As to Pigoober I disagree with you again the problem with what you say lies in the idea that all the Muslims can be assessed as a group and have a cost to them. We could do it in another way and cost religious people or cost extremists. Muslim is an arbitrary way of organising these people unless its your belief that Islam promotes terrorism- which I disagree with. Some schools of Islam do- but Islam as a whole doesn't. I does seem to me that you ahve to be clear about the connection between Islam and terrorism before you state that a risk of Islamic immigration is terrorism- afterall there have been according to the Southern Poverty Law Centre 60 white neo nazi terrorist attempts over the last ten years in America.

Not Saussure said...

Tom Paine says: he's entitled to a view that a religion that, for example, treats women badly has no place in the USA.

Well, he's entitled to hold any view he wishes, of course, but it would be a rather more sensible view that certain forms of behaviour have no place in the USA, no matter what their purported religious sanction.

It would be absurd, not to mention electoral suicide, for the Congressman to conclude that some forms of Orthodox Judaism apparently put women at a disadvantage -- e.g. in obtaining a divorce without their husband's consent -- that 'Judaism has no place in the USA', just as it would be absurd for him to conclude from the sad fact that some nut-cases think their faith requires them to bomb clinics where abortions are performed, and to assassinate surgeons who perform abortions, that 'Christianity has no place in the USA'.

As to what to call the Congressman's attitude, I agree 'racism' is an inappropriate term; what's wrong with calling it 'sectarianism' or 'religious bigotry'? That's the term I'd use for Congressman Goode's ideological predecessors in the Know-Nothing Party of the 1860s, who vehemently objected to too many Irish and German immigrants coming over and bringing their dangerous and un-American Roman Catholicism with them.

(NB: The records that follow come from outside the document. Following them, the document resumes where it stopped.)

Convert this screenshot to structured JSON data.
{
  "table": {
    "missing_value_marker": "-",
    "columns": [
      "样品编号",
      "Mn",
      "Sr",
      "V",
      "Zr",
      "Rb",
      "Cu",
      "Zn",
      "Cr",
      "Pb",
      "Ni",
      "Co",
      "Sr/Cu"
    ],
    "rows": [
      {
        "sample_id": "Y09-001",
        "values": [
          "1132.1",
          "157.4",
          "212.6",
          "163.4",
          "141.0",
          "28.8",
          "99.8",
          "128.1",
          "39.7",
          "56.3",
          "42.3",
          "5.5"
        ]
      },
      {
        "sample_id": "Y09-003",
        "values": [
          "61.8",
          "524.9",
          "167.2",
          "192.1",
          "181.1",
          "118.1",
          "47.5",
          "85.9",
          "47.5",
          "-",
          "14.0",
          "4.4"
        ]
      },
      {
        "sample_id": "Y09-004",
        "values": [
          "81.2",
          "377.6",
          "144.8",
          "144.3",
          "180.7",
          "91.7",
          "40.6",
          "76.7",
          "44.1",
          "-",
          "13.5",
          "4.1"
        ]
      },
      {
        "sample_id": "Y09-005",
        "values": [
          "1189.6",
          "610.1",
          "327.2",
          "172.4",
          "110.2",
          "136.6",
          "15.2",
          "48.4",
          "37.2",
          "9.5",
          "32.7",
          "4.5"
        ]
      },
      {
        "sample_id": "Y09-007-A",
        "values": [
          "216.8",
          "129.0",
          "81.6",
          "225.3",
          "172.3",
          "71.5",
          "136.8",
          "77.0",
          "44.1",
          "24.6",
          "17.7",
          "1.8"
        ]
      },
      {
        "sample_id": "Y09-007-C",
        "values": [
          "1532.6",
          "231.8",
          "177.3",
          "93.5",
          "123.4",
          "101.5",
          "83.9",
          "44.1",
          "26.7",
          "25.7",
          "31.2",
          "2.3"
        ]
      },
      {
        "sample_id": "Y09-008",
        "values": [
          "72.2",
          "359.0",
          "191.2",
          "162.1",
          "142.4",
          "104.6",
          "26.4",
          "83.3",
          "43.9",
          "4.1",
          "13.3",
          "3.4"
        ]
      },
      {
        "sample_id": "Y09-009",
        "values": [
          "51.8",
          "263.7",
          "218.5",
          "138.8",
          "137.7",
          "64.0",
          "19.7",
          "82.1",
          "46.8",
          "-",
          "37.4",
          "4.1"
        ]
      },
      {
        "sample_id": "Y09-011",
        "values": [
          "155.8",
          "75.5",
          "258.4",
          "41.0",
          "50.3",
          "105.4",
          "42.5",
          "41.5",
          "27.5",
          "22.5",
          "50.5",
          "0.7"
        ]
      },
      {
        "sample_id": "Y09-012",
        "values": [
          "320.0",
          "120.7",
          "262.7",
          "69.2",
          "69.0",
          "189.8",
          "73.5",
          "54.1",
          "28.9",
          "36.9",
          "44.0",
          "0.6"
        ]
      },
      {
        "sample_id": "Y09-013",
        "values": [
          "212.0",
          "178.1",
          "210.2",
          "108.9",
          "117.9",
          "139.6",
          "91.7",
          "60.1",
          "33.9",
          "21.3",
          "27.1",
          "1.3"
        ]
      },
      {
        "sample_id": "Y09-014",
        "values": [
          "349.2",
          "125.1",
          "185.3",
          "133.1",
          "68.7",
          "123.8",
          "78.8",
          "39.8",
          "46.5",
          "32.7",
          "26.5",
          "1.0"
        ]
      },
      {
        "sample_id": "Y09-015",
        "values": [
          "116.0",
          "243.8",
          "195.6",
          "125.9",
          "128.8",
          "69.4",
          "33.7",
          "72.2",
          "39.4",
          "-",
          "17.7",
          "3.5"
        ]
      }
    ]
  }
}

This prejudice, of course, was still a very real element in living memory, in some of the the opposition to John F Kennedy's presidential election campaign. It seems improbable that the habit of religious bigotry has vanished in such a religious country as the USA in so short a time.

Gracchi said...

Not Saussure I should have thought of religious bigotry you are right. Excluding people based on views not behaviour is an interesting one- and one I agree with I find it much harder to prove someone has a view than has done something.